Addressing explainability in deep learning, the paper surveys XAI methods through a structured taxonomy along scope, methodology, and usage. It provides mathematical summaries of seminal works, a historical timeline from 2007 to 2020, and an evaluation of explanation maps produced by eight XAI algorithms on image data. The authors discuss evaluation methods, limitations of current approaches, and future directions to enhance trust, transparency, and fairness in AI. They also offer practical guidance, including software resources, to support researchers and practitioners in applying XAI techniques.

Abstract

Nowadays, deep neural networks are widely used in mission critical systems such as healthcare, self-driving vehicles, and military which have direct impact on human lives.
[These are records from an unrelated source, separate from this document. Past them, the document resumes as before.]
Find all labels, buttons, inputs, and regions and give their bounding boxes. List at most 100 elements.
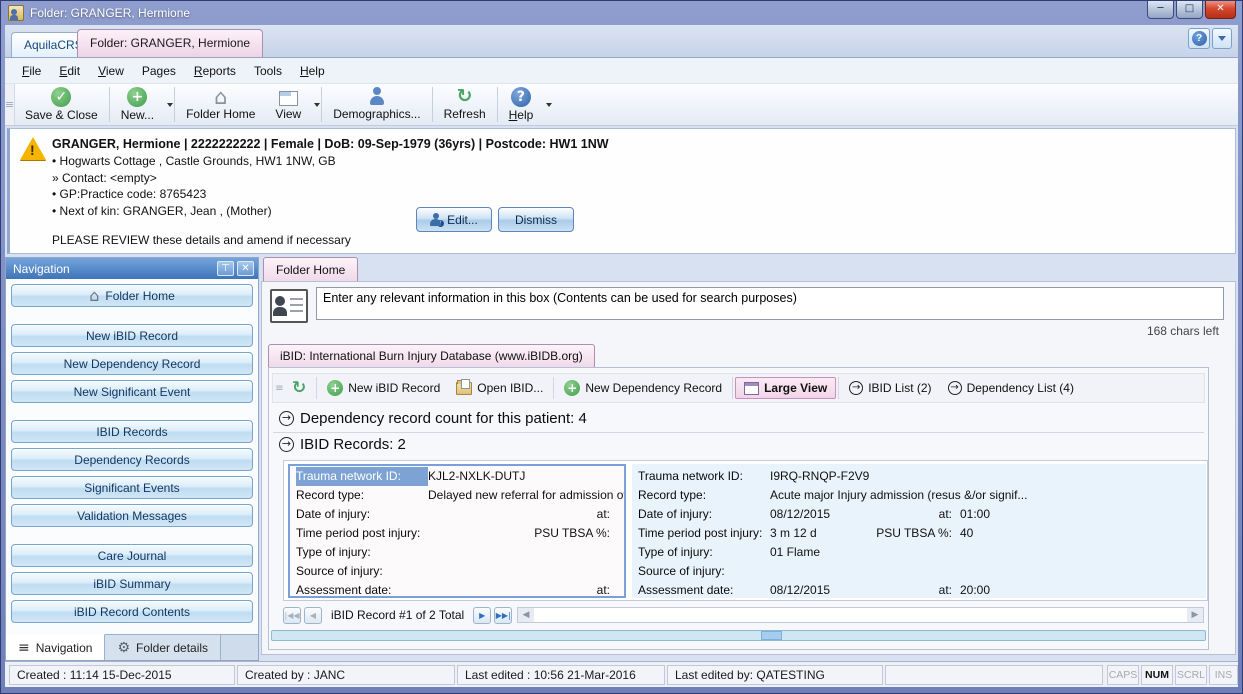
window-title: Folder: GRANGER, Hermione [30, 6, 190, 20]
tab-folder[interactable]: Folder: GRANGER, Hermione [77, 29, 263, 57]
sidebar-item-new-dependency-record[interactable]: New Dependency Record [11, 352, 253, 375]
help-circle-icon: ? [511, 87, 531, 107]
person-info-icon: i [430, 213, 442, 226]
record-field-row: Source of injury: [290, 562, 624, 581]
title-bar: Folder: GRANGER, Hermione ─ □ ✕ [1, 1, 1242, 25]
close-icon[interactable]: ✕ [237, 261, 254, 276]
scrollbar-thumb[interactable] [761, 631, 782, 640]
close-button[interactable]: ✕ [1205, 1, 1236, 19]
dependency-list-button[interactable]: → Dependency List (4) [940, 378, 1082, 398]
record-field-row: Time period post injury: 3 m 12 d PSU TB… [632, 524, 1206, 543]
field-subvalue [618, 505, 624, 524]
first-record-button[interactable]: |◀◀ [283, 607, 301, 624]
help-button[interactable]: ? Help [499, 84, 553, 125]
dropdown-arrow-icon [546, 103, 552, 107]
app-window: Folder: GRANGER, Hermione ─ □ ✕ AquilaCR… [0, 0, 1243, 694]
sidebar-item-new-significant-event[interactable]: New Significant Event [11, 380, 253, 403]
toolbar-grip[interactable]: ≡ [5, 84, 15, 125]
record-cards-container: Trauma network ID: KJL2-NXLK-DUTJ Record… [283, 460, 1208, 601]
ibid-records-heading: → IBID Records: 2 [279, 436, 406, 453]
chevron-down-icon[interactable] [1212, 28, 1232, 49]
dismiss-button[interactable]: Dismiss [498, 207, 574, 232]
sidebar-item-validation-messages[interactable]: Validation Messages [11, 504, 253, 527]
circle-arrow-icon: → [948, 381, 962, 395]
dropdown-arrow-icon [167, 103, 173, 107]
tab-navigation[interactable]: ≡ Navigation [6, 634, 105, 660]
plus-circle-icon: + [564, 380, 580, 396]
menu-reports[interactable]: Reports [185, 61, 245, 81]
navigation-panel-title: Navigation [13, 262, 214, 276]
ibid-list-button[interactable]: → IBID List (2) [841, 378, 939, 398]
scroll-right-icon[interactable]: ▶ [1187, 608, 1203, 622]
edit-button[interactable]: i Edit... [416, 207, 492, 232]
tab-folder-details[interactable]: ⚙ Folder details [105, 635, 221, 660]
ins-indicator: INS [1209, 665, 1238, 685]
menu-pages[interactable]: Pages [133, 61, 185, 81]
inner-horizontal-scrollbar[interactable]: ◀ ▶ [517, 607, 1204, 623]
field-label: Type of injury: [296, 543, 428, 562]
last-record-button[interactable]: ▶▶| [494, 607, 512, 624]
menu-view[interactable]: View [89, 61, 133, 81]
status-last-edited-by: Last edited by: QATESTING [667, 665, 883, 685]
record-card[interactable]: Trauma network ID: I9RQ-RNQP-F2V9 Record… [632, 464, 1206, 598]
sidebar-item-ibid-summary[interactable]: iBID Summary [11, 572, 253, 595]
view-button[interactable]: View [265, 84, 320, 125]
large-view-button[interactable]: Large View [735, 377, 836, 399]
field-label: Time period post injury: [296, 524, 428, 543]
folder-home-button[interactable]: ⌂ Folder Home [176, 84, 265, 125]
num-indicator: NUM [1141, 665, 1173, 685]
sidebar-item-significant-events[interactable]: Significant Events [11, 476, 253, 499]
refresh-button[interactable]: ↻ Refresh [434, 84, 496, 125]
field-value: Delayed new referral for admission of no… [428, 486, 624, 505]
save-close-button[interactable]: ✓ Save & Close [15, 84, 108, 125]
maximize-button[interactable]: □ [1176, 1, 1203, 19]
sidebar-item-folder-home[interactable]: ⌂ Folder Home [11, 284, 253, 307]
tab-folder-home[interactable]: Folder Home [263, 257, 358, 282]
field-value [428, 524, 523, 543]
record-field-row: Date of injury: at: [290, 505, 624, 524]
plus-circle-icon: + [127, 87, 147, 107]
next-record-button[interactable]: ▶ [473, 607, 491, 624]
ibid-refresh-button[interactable]: ↻ [284, 375, 314, 401]
notes-input[interactable]: Enter any relevant information in this b… [316, 287, 1224, 320]
help-button-small[interactable]: ? [1188, 28, 1210, 49]
previous-record-button[interactable]: ◀ [304, 607, 322, 624]
person-icon [368, 87, 386, 106]
menu-edit[interactable]: Edit [50, 61, 89, 81]
new-button[interactable]: + New... [111, 84, 173, 125]
sidebar-item-ibid-record-contents[interactable]: iBID Record Contents [11, 600, 253, 623]
new-ibid-record-button[interactable]: + New iBID Record [319, 377, 448, 399]
record-field-row: Record type: Delayed new referral for ad… [290, 486, 624, 505]
outer-horizontal-scrollbar[interactable] [271, 630, 1206, 641]
menu-tools[interactable]: Tools [245, 61, 291, 81]
demographics-button[interactable]: Demographics... [323, 84, 430, 125]
tab-ibid-database[interactable]: iBID: International Burn Injury Database… [268, 344, 595, 368]
pin-icon[interactable]: ⊤ [217, 261, 234, 276]
warning-icon [20, 137, 46, 160]
main-content: Folder Home Enter any relevant informati… [261, 257, 1238, 661]
scrl-indicator: SCRL [1175, 665, 1207, 685]
circle-arrow-icon: → [849, 381, 863, 395]
field-sublabel: at: [523, 581, 618, 598]
sidebar-item-ibid-records[interactable]: IBID Records [11, 420, 253, 443]
new-dependency-record-button[interactable]: + New Dependency Record [556, 377, 730, 399]
sidebar-item-dependency-records[interactable]: Dependency Records [11, 448, 253, 471]
field-label: Trauma network ID: [296, 467, 428, 486]
toolbar-grip[interactable]: ≡ [275, 383, 284, 394]
banner-zone: GRANGER, Hermione | 2222222222 | Female … [5, 126, 1238, 257]
menu-help[interactable]: Help [291, 61, 334, 81]
navigation-panel: Navigation ⊤ ✕ ⌂ Folder Home New iBID Re… [5, 257, 259, 661]
minimize-button[interactable]: ─ [1147, 1, 1174, 19]
sidebar-item-care-journal[interactable]: Care Journal [11, 544, 253, 567]
ibid-toolbar: ≡ ↻ + New iBID Record Open IBID... [272, 373, 1205, 403]
menu-file[interactable]: File [13, 61, 50, 81]
patient-address: • Hogwarts Cottage , Castle Grounds, HW1… [52, 154, 975, 168]
field-value: I9RQ-RNQP-F2V9 [770, 467, 1206, 486]
field-label: Assessment date: [638, 581, 770, 598]
record-card-selected[interactable]: Trauma network ID: KJL2-NXLK-DUTJ Record… [288, 464, 626, 598]
open-ibid-button[interactable]: Open IBID... [448, 378, 551, 398]
scroll-left-icon[interactable]: ◀ [518, 608, 534, 622]
sidebar-item-new-ibid-record[interactable]: New iBID Record [11, 324, 253, 347]
field-value: 08/12/2015 [770, 505, 865, 524]
client-area: AquilaCRS Folder: GRANGER, Hermione ? Fi… [5, 25, 1238, 687]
However, the black-box nature of deep neural networks challenges its use in mission critical applications, raising ethical and judicial concerns inducing lack of trust. Explainable Artificial Intelligence (XAI) is a field of Artificial Intelligence (AI) that promotes a set of tools, techniques, and algorithms that can generate high-quality interpretable, intuitive, human-understandable explanations of AI decisions. In addition to providing a holistic view of the current XAI landscape in deep learning, this paper provides mathematical summaries of seminal work. We start by proposing a taxonomy and categorizing the XAI techniques based on their scope of explanations, methodology behind the algorithms, and explanation level or usage which helps build trustworthy, interpretable, and self-explanatory deep learning models. We then describe the main principles used in XAI research and present the historical timeline for landmark studies in XAI from 2007 to 2020. After explaining each category of algorithms and approaches in detail, we then evaluate the explanation maps generated by eight XAI algorithms on image data, discuss the limitations of this approach, and provide potential future directions to improve XAI evaluation.

Paper Structure

This paper contains 4 sections, 4 figures, 1 table.

Figures (4)

  • Figure 1: General categorization of the survey in terms of scope, methodology, and usage.
  • Figure 2: High-level illustration of deep learning model $f$. Generally, a single input instance $x$ generates outputs $\Bar{y}$. No other metadata or explanations are generated other than the output classification. Most model inference scenarios involve this method where model $f$ is considered as a blob of information which takes an input $x$ and generates an output $\Bar{y}$
  • Figure 3: Illustration from Goodfellow2015 showing an adversarial attack where an image class Panda is deliberately attacked to predict as a Gibbon with high confidence. Note that the attacked image is visually similar to the original image and humans are unable to understand any changes.
  • Figure 4: Illustration from Lapuschkin2019 showing how text in images can fool classifiers into believing that the text is a feature for a particular task.